Today’s column is written by Gary Kibel, a partner in the digital media, technology and privacy practice group at Davis & Gilbert.
The rollout of the California Consumer Privacy Act (CCPA) has been, perhaps, the most disjointed process for such a significant legal development in recent memory. While the latest revisions to the proposed draft regulations contain many positive developments, many in the ad tech industry can’t help but feel like Charlie Brown, trying his best to kick a football while Lucy makes that seemingly simple task impossible.
The CCPA was dropped into the laps of the industry without much input and contained typos, inherent conflicts and more ambiguity than clarity. A series of amendments in 2018 and 2019 made progress, but still didn’t give the industry a clear blueprint for compliance.

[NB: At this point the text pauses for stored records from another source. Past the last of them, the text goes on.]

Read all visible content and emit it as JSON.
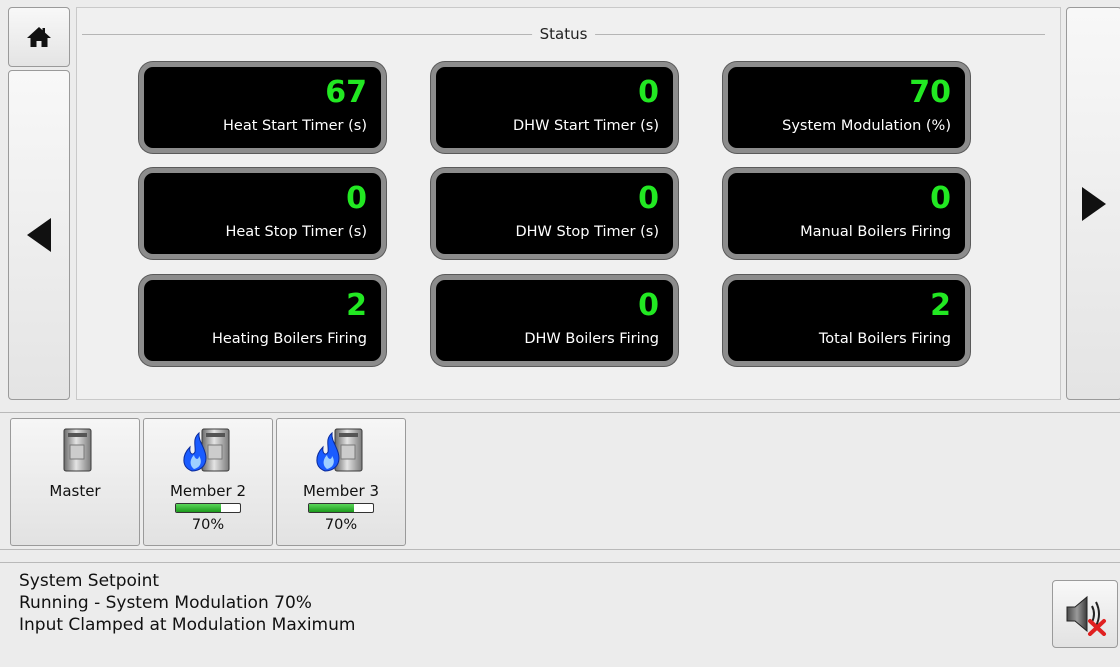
{
  "status_section": {
    "title": "Status",
    "tiles": [
      {
        "value": "67",
        "label": "Heat Start Timer (s)"
      },
      {
        "value": "0",
        "label": "DHW Start Timer (s)"
      },
      {
        "value": "70",
        "label": "System Modulation (%)"
      },
      {
        "value": "0",
        "label": "Heat Stop Timer (s)"
      },
      {
        "value": "0",
        "label": "DHW Stop Timer (s)"
      },
      {
        "value": "0",
        "label": "Manual Boilers Firing"
      },
      {
        "value": "2",
        "label": "Heating Boilers Firing"
      },
      {
        "value": "0",
        "label": "DHW Boilers Firing"
      },
      {
        "value": "2",
        "label": "Total Boilers Firing"
      }
    ]
  },
  "boilers": [
    {
      "name": "Master",
      "firing": false
    },
    {
      "name": "Member 2",
      "firing": true,
      "modulation": 0.7,
      "modulation_label": "70%"
    },
    {
      "name": "Member 3",
      "firing": true,
      "modulation": 0.7,
      "modulation_label": "70%"
    }
  ],
  "status_lines": [
    "System Setpoint",
    "Running - System Modulation 70%",
    "Input Clamped at Modulation Maximum"
  ],
  "icons": {
    "home": "home-icon",
    "prev": "arrow-left-icon",
    "next": "arrow-right-icon",
    "boiler": "boiler-icon",
    "flame": "flame-icon",
    "mute": "speaker-muted-icon"
  },
  "colors": {
    "tile_value": "#22e822",
    "tile_background": "#000000",
    "tile_border": "#8c8c8c",
    "bar_fill": "#2fb82f",
    "flame": "#1a5cff",
    "mute_x": "#e02020"
  }
}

Ahead of the Jan. 1, 2020 effective date, the California attorney general issued “draft” regulations on Oct. 11, 2019. That gave businesses less than two months until the CCPA went live, and they scrambled to implement compliance procedures based on proposed regulations that may or may not have ultimately been the official rules of the road. That meant businesses had to revise privacy policies, amend existing contracts, launch consumer choice mechanisms and build out internal processes, all with blinders on.
The industry lobbied the attorney general to revise these draft regulations during the open comment period, but once the comment period closed in December, the industry had to jump off the CCPA cliff not knowing what was at the bottom.
Last Friday, just before 5 pm EST, the California attorney general issued revised draft regulations. (Guess what the ad tech industry did that weekend.) Another update released Monday corrected one omission. These revisions do contain many positives, such as clarity on how sale opt-outs should be processed, procedures for consumer access, disclosures in a privacy policy and data broker obligations. There were also new requirements, such as WCAG 2.1 standards to make website disclosures accessible to those with disabilities, and just-in-time notices on mobile so that users are presented with messaging and pop-ups at the moment their personal information is collected for unexpected purposes.
But these regulations are still not final. In our second month living in a CCPA world, we still do not know the final rules for compliance.
The ad tech industry often complained about Europe’s General Data Protection Regulation (GDPR), but in hindsight, the GDPR rollout looks awfully pretty. After the EU finalized the rules, it gave the industry two full years to become compliant.
All laws presumably have important societal goals and the government should want to encourage compliance. The CCPA process thus far has been filled with uncertainty, with continually moving goal posts, and it has not felt like compliance has been top of mind.
Given that the rules are not yet final, if someone says they are completely CCPA compliant, they must be the great seer, soothsayer and sage Carnac the Magnificent.
Imagine a beautiful world where the rules of CCPA were final and crystal clear, with the industry then having six to 12 months to build and publish well-thought-out compliance programs. This would benefit the industry and consumers, while also accomplishing the goals of the law.
Alas, one can only dream of such sanity.